Is audio segmentation possible with FastAI?

micahjon · December 18, 2020, 5:32am

I’ve seen many examples of classifying individual audio files (e.g. 1 second clips), but am looking for an example of segmenting a longer audio file into distinct parts.

I have a couple hundred audio files and have labelled parts of them as different types of content (e.g. 0-10s is label A, 10-12s is label B, etc). Given the nature of the content, I think an LSTM or GRU would be most helpful, since the labels are somewhat contextual and if you isolated a 1 second segment (without knowing what was before/after it), it’d be hard to classify.

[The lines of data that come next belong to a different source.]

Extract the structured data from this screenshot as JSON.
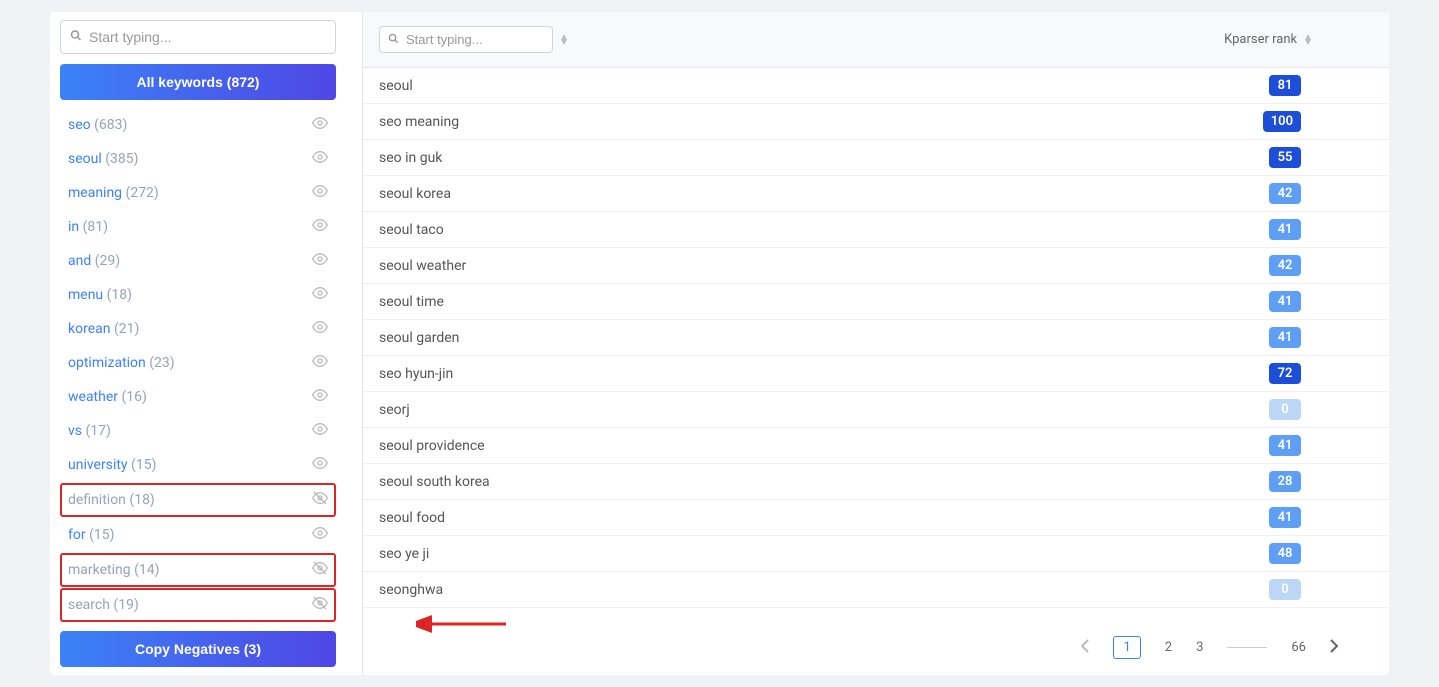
{
  "sidebar": {
    "search_placeholder": "Start typing...",
    "all_keywords_label": "All keywords (872)",
    "items": [
      {
        "label": "seo",
        "count": "(683)",
        "disabled": false,
        "highlighted": false
      },
      {
        "label": "seoul",
        "count": "(385)",
        "disabled": false,
        "highlighted": false
      },
      {
        "label": "meaning",
        "count": "(272)",
        "disabled": false,
        "highlighted": false
      },
      {
        "label": "in",
        "count": "(81)",
        "disabled": false,
        "highlighted": false
      },
      {
        "label": "and",
        "count": "(29)",
        "disabled": false,
        "highlighted": false
      },
      {
        "label": "menu",
        "count": "(18)",
        "disabled": false,
        "highlighted": false
      },
      {
        "label": "korean",
        "count": "(21)",
        "disabled": false,
        "highlighted": false
      },
      {
        "label": "optimization",
        "count": "(23)",
        "disabled": false,
        "highlighted": false
      },
      {
        "label": "weather",
        "count": "(16)",
        "disabled": false,
        "highlighted": false
      },
      {
        "label": "vs",
        "count": "(17)",
        "disabled": false,
        "highlighted": false
      },
      {
        "label": "university",
        "count": "(15)",
        "disabled": false,
        "highlighted": false
      },
      {
        "label": "definition",
        "count": "(18)",
        "disabled": true,
        "highlighted": true
      },
      {
        "label": "for",
        "count": "(15)",
        "disabled": false,
        "highlighted": false
      },
      {
        "label": "marketing",
        "count": "(14)",
        "disabled": true,
        "highlighted": true
      },
      {
        "label": "search",
        "count": "(19)",
        "disabled": true,
        "highlighted": true
      }
    ],
    "copy_negatives_label": "Copy Negatives (3)"
  },
  "table": {
    "search_placeholder": "Start typing...",
    "rank_header": "Kparser rank",
    "rows": [
      {
        "keyword": "seoul",
        "rank": "81",
        "tone": "dark"
      },
      {
        "keyword": "seo meaning",
        "rank": "100",
        "tone": "dark"
      },
      {
        "keyword": "seo in guk",
        "rank": "55",
        "tone": "dark"
      },
      {
        "keyword": "seoul korea",
        "rank": "42",
        "tone": "mid"
      },
      {
        "keyword": "seoul taco",
        "rank": "41",
        "tone": "mid"
      },
      {
        "keyword": "seoul weather",
        "rank": "42",
        "tone": "mid"
      },
      {
        "keyword": "seoul time",
        "rank": "41",
        "tone": "mid"
      },
      {
        "keyword": "seoul garden",
        "rank": "41",
        "tone": "mid"
      },
      {
        "keyword": "seo hyun-jin",
        "rank": "72",
        "tone": "dark"
      },
      {
        "keyword": "seorj",
        "rank": "0",
        "tone": "light"
      },
      {
        "keyword": "seoul providence",
        "rank": "41",
        "tone": "mid"
      },
      {
        "keyword": "seoul south korea",
        "rank": "28",
        "tone": "mid"
      },
      {
        "keyword": "seoul food",
        "rank": "41",
        "tone": "mid"
      },
      {
        "keyword": "seo ye ji",
        "rank": "48",
        "tone": "mid"
      },
      {
        "keyword": "seonghwa",
        "rank": "0",
        "tone": "light"
      }
    ]
  },
  "pagination": {
    "pages": [
      "1",
      "2",
      "3"
    ],
    "last": "66",
    "current": "1"
  }
}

Presumably I can split up the audio file into tons of tiny pieces (e.g. Mel-Spectra), then feed each piece through a neural net to train it. I’ve read several papers that do this (often for speaker diarization), but can’t find any approachable code examples.

If you have any suggestions for where to start I’d really appreciate it. Thanks!

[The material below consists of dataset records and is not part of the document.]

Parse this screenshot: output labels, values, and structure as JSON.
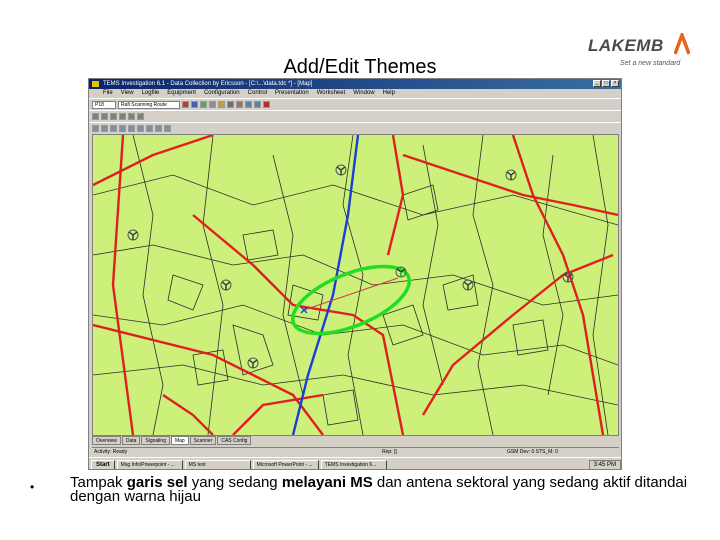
{
  "slide": {
    "title": "Add/Edit Themes",
    "logo_text": "LAKEMB",
    "logo_tagline": "Set a new standard",
    "bullet": {
      "part1": "Tampak ",
      "bold1": "garis sel",
      "part2": " yang sedang ",
      "bold2": "melayani MS",
      "part3": " dan antena sektoral yang sedang aktif ditandai dengan warna hijau"
    }
  },
  "app": {
    "title": "TEMS Investigation 6.1 - Data Collection by Ericsson - [C:\\...\\data.tdc *] - [Map]",
    "menu": [
      "File",
      "View",
      "Logfile",
      "Equipment",
      "Configuration",
      "Control",
      "Presentation",
      "Worksheet",
      "Window",
      "Help"
    ],
    "toolbar_select1": "P18",
    "toolbar_select2": "Rafi Scanning Route",
    "tabs": [
      "Overview",
      "Data",
      "Signaling",
      "Map",
      "Scanner",
      "CAS Config"
    ],
    "active_tab": "Map",
    "status_left": "Activity: Ready",
    "status_mid": "Rep: []",
    "status_right": "GSM Dev: 0   STS_M: 0",
    "taskbar": {
      "start": "Start",
      "items": [
        "Msg Info/Powerpoint - ...",
        "MS test",
        "Microsoft PowerPoint - ...",
        "TEMS Investigation 6..."
      ],
      "clock": "3:45 PM"
    }
  },
  "colors": {
    "map_background": "#ccf07a",
    "major_road": "#e02020",
    "rail_line": "#1a3fd6",
    "minor_road": "#2c2c2c",
    "highlight": "#22dd22",
    "cell_line": "#d04040"
  }
}
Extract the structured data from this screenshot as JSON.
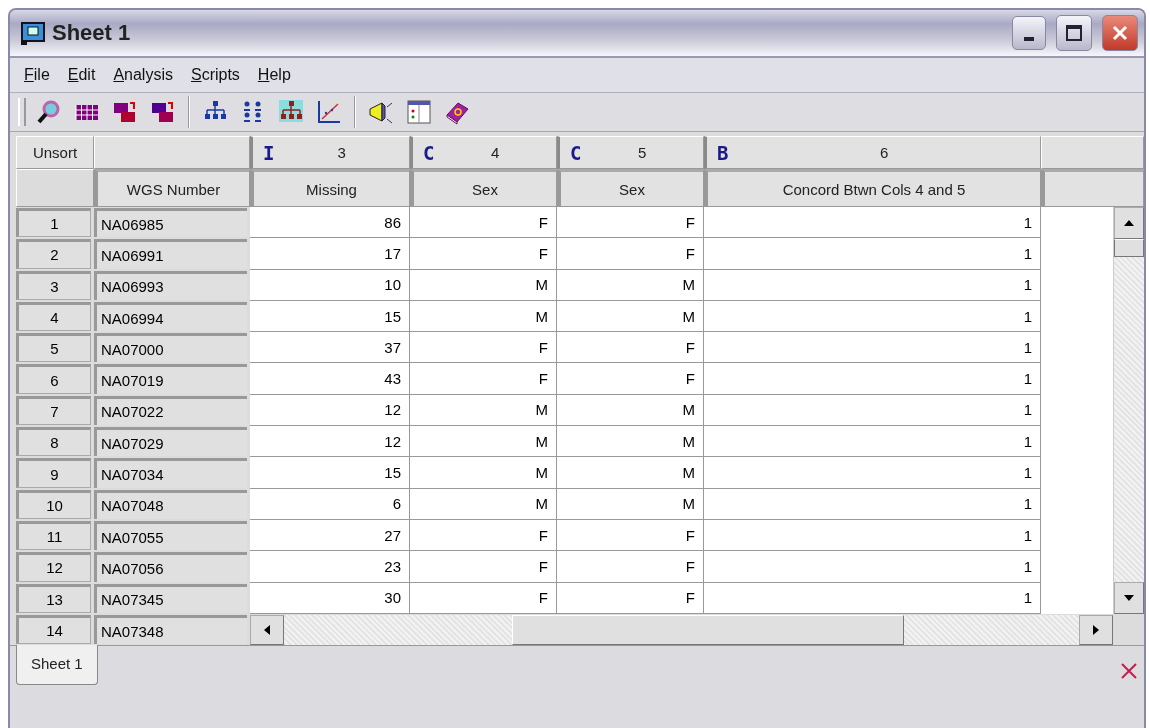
{
  "window": {
    "title": "Sheet 1"
  },
  "menu": [
    "File",
    "Edit",
    "Analysis",
    "Scripts",
    "Help"
  ],
  "grid": {
    "corner_label": "Unsort",
    "columns": [
      {
        "name": "WGS Number"
      },
      {
        "type_glyph": "I",
        "number": "3",
        "name": "Missing"
      },
      {
        "type_glyph": "C",
        "number": "4",
        "name": "Sex"
      },
      {
        "type_glyph": "C",
        "number": "5",
        "name": "Sex"
      },
      {
        "type_glyph": "B",
        "number": "6",
        "name": "Concord Btwn Cols 4 and 5"
      }
    ],
    "rows": [
      {
        "number": "1",
        "id": "NA06985",
        "cells": [
          "86",
          "F",
          "F",
          "1"
        ]
      },
      {
        "number": "2",
        "id": "NA06991",
        "cells": [
          "17",
          "F",
          "F",
          "1"
        ]
      },
      {
        "number": "3",
        "id": "NA06993",
        "cells": [
          "10",
          "M",
          "M",
          "1"
        ]
      },
      {
        "number": "4",
        "id": "NA06994",
        "cells": [
          "15",
          "M",
          "M",
          "1"
        ]
      },
      {
        "number": "5",
        "id": "NA07000",
        "cells": [
          "37",
          "F",
          "F",
          "1"
        ]
      },
      {
        "number": "6",
        "id": "NA07019",
        "cells": [
          "43",
          "F",
          "F",
          "1"
        ]
      },
      {
        "number": "7",
        "id": "NA07022",
        "cells": [
          "12",
          "M",
          "M",
          "1"
        ]
      },
      {
        "number": "8",
        "id": "NA07029",
        "cells": [
          "12",
          "M",
          "M",
          "1"
        ]
      },
      {
        "number": "9",
        "id": "NA07034",
        "cells": [
          "15",
          "M",
          "M",
          "1"
        ]
      },
      {
        "number": "10",
        "id": "NA07048",
        "cells": [
          "6",
          "M",
          "M",
          "1"
        ]
      },
      {
        "number": "11",
        "id": "NA07055",
        "cells": [
          "27",
          "F",
          "F",
          "1"
        ]
      },
      {
        "number": "12",
        "id": "NA07056",
        "cells": [
          "23",
          "F",
          "F",
          "1"
        ]
      },
      {
        "number": "13",
        "id": "NA07345",
        "cells": [
          "30",
          "F",
          "F",
          "1"
        ]
      },
      {
        "number": "14",
        "id": "NA07348"
      }
    ]
  },
  "tabs": [
    {
      "label": "Sheet 1",
      "selected": true
    }
  ]
}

spiyer99 · December 23, 2020, 7:21am

Hey @micahjon, I recently built a Longform audio classifier using Fastaudio: https://towardsdatascience.com/longform-audio-classification-in-fastaudio-76d81825d29b. Tbh it didn’t work as well as I’d hoped, but I think it’s a decent start.

In terms of approachable code I’m taking a look at: https://github.com/pyannote/pyannote-audio.

I’m not an expert in this field but I find it pretty interesting. Let me know what you think!